The user cares about how information is presented. If information is visually appealing, it is easier to understand. A marketing report, for example, that includes graphs of statistics will be more concise as well as aesthetically pleasing to the users within the organization. Many businesses use presentation software to display summary information on a data projector. These presentations are usually well thought out in order to be visually appealing and convey the appropriate amount of detail.
Information must be delivered on time for the purpose for which it is intended. Information received too late will be meaningless. For example, if you receive a brochure from a theater and notice that your favorite band performed yesterday, the information is too late to be useful.
The relative importance of information for decision-making can either increase or decrease its value to a company. For example, a company needs information on a competitor’s performance in order to decide whether to invest in new machinery for their factory. This information would be extremely valuable. Always remember that information should be available on time, within budget, and legally obtained.
Information should be available at a set cost, which may vary depending on the situation. If the costs of obtaining information are prohibitively high, an organization may decide to seek slightly less comprehensive information elsewhere. For example, a company may wish to commission a market research study on a new product. The survey could cost more than the product’s estimated initial profit. In that case, the organization would most likely decide to use a less expensive source of information, even if it provided inferior information.
Information System Types
TPS (Transaction Processing System)
A transaction processing system is an information system that processes data resulting from business transactions.

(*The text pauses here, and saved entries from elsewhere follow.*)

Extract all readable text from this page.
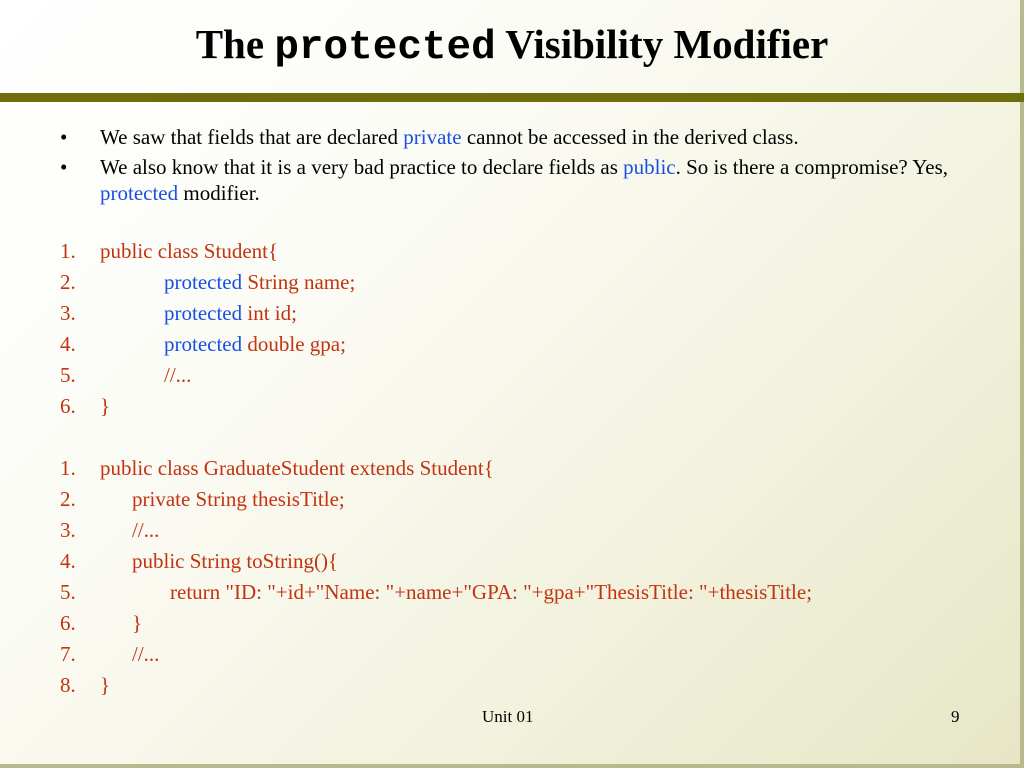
The protected Visibility Modifier
•	We saw that fields that are declared private cannot be accessed in the derived class.
•	We also know that it is a very bad practice to declare fields as public. So is there a compromise? Yes, protected modifier.
1. public class Student{
2.	protected String name;
3.	protected int id;
4.	protected double gpa;
5.	//...
6. }
1. public class GraduateStudent extends Student{
2.	private String thesisTitle;
3.	//...
4.	public String toString(){
5.	return "ID: "+id+"Name: "+name+"GPA: "+gpa+"ThesisTitle: "+thesisTitle;
6.	}
7.	//...
8. }
Unit 01	9
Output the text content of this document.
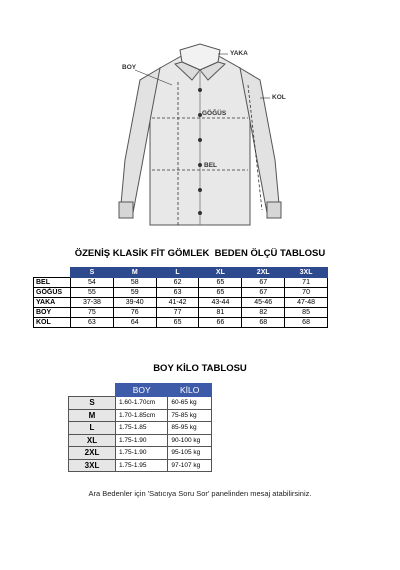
YAKA
BOY
KOL
GÖĞÜS
BEL
ÖZENİŞ KLASİK FİT GÖMLEK  BEDEN ÖLÇÜ TABLOSU
	S	M	L	XL	2XL	3XL
BEL	54	58	62	65	67	71
GÖĞÜS	55	59	63	65	67	70
YAKA	37-38	39-40	41-42	43-44	45-46	47-48
BOY	75	76	77	81	82	85
KOL	63	64	65	66	68	68
BOY KİLO TABLOSU
	BOY	KİLO
S	1.60-1.70cm	60-65 kg
M	1.70-1.85cm	75-85 kg
L	1.75-1.85	85-95 kg
XL	1.75-1.90	90-100 kg
2XL	1.75-1.90	95-105 kg
3XL	1.75-1.95	97-107 kg
Ara Bedenler için 'Satıcıya Soru Sor' panelinden mesaj atabilirsiniz.
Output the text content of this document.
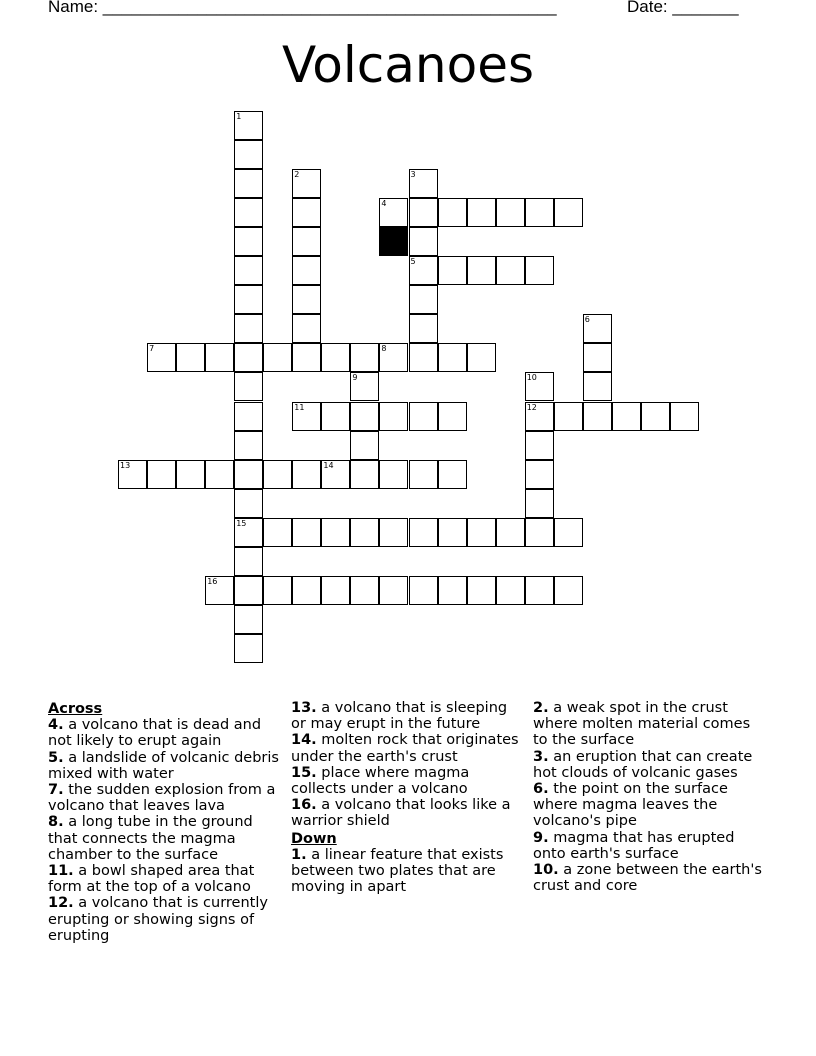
Name: ________________________________________________	Date: _______
Volcanoes
1
15
2	3
5
4
6
7	8
9	10
12
11
13	14
16
Across
4. a volcano that is dead and not likely to erupt again
5. a landslide of volcanic debris mixed with water
7. the sudden explosion from a volcano that leaves lava
8. a long tube in the ground that connects the magma chamber to the surface
11. a bowl shaped area that form at the top of a volcano
12. a volcano that is currently erupting or showing signs of erupting
13. a volcano that is sleeping or may erupt in the future
14. molten rock that originates under the earth's crust
15. place where magma collects under a volcano
16. a volcano that looks like a warrior shield
Down
1. a linear feature that exists between two plates that are moving in apart
2. a weak spot in the crust where molten material comes to the surface
3. an eruption that can create hot clouds of volcanic gases
6. the point on the surface where magma leaves the volcano's pipe
9. magma that has erupted onto earth's surface
10. a zone between the earth's crust and core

Their goals are to provide transactions so that records can be updated and reports can be generated, i.e. to perform storekeeping functions.
The transaction is carried out in two stages: batch processing and online transaction processing.
For instance, a billing system, a payroll system, and a stock control system.
Management Information System (MIS)
MIS is an abbreviation for Management Information System.
A Management Information System (MIS) is intended to take relatively raw data available through a Transaction Processing System and convert it into a summarized and aggregated form for the manager, typically in the form of a report. Middle management and operational supervisors are the primary users of its reports.
MIS generates a wide range of report types. A summary report, an on-demand report, ad-hoc reports, and an exception report are among the reports available.
Sales management systems and human resource management systems are two examples.
Decision Support System (DSS):
DSS is an abbreviation for Decision Support System.
A Decision Support System (DSS) is an interactive information system that provides information, models, and data manipulation tools to assist decision-making in semi-structured and unstructured situations.
The end user is more involved in creating DSS than a MIS because DSS includes tools and techniques to assist in gathering relevant information and analyzing options and alternatives.
Financial planning systems and bank loan management systems are two examples.
System of Experts (Experts System):
Experts systems include expertise to assist managers in diagnosing and solving problems. These systems are based on artificial intelligence research principles.
Experts Systems is a type of information system that is based on knowledge. It acts as an expert consultant to users by utilizing its knowledge of a specific area.
An expert system’s components are a knowledgebase and software modules. These modules perform knowledge inference and provide answers to user questions.